Every social movement needs someone to tell its tale, and like an urban Virgil, Greg Sherwin is the self-appointed guide to San Francisco’s increasingly obsessed coffee culture, chronicled in
“The Brave New World of Coffee." Since 2003, the UC-trained bioengineer and Chicago transplant has visited more than 500 San Francisco cafés—many of them fetid and fluorescent-lit—and sipped their espressos, assessed their flaws and virtues, and ranked them online. Sifting through links on Sherwin’s blog,
theshot.coffeeratings.com, you get the impression of a droll, diligent man whose persistence is matched only by his capacity for self-abuse.

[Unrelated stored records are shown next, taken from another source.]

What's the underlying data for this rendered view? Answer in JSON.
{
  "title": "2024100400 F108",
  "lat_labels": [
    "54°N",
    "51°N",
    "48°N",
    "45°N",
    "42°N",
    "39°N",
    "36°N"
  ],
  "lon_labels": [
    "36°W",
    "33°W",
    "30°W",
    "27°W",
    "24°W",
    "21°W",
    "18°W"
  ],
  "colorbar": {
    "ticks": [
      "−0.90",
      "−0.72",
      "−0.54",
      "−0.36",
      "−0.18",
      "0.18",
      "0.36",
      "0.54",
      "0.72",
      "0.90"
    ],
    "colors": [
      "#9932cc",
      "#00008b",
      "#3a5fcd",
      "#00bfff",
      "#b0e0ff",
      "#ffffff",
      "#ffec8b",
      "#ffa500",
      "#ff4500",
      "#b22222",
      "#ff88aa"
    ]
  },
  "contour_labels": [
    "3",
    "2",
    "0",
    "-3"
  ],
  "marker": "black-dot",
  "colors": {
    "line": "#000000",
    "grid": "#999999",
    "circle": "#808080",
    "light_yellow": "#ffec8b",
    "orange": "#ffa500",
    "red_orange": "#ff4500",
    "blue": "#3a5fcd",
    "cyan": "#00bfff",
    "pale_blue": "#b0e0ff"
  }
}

On the bleakest of his journeys, Sherwin ferried himself to a Market Street outpost of Lee’s Deli, where he forced down a beverage as black and foul as Orc’s blood. The “nastiest espresso” in the city, he declared. Prospects grew no cheerier downtown at Happy Donuts (“sad espresso”) or at Hungry Joe’s on Church Street, which traffics in a “flat and metallic” beverage bursting with the flavors Sherwin might have encountered by sticking out his tongue and “licking the machine.” It’s all enough to drive a coffee lover to despair, although Lee’s no longer serves espresso, and Hungry Joe’s has since gone out of business.
But just as the reader begins to lose all hope, Sherwin’s reviews grow brighter and more upbeat, with hints of clove and a hazelnut finish. Full body. Robust crema. Chocolaty aroma. You get the picture.
“When I started,” Sherwin says, “there was plenty of terrible coffee out there, and there still is. But there are also more people doing it right.”
Blue Bottle Café, which Sherwin calls no less than a “coffee cathedral,” always receives his highest ranking. “When you come across them, it’s a revelation. You think, ‘Ah, so
this is what it’s supposed to be.’ ” Drop by for an espresso, then read Sherwin’s description of its “flavor of roasted tobacco with an edge of sweeter honey.” You can almost understand what he’s talking about.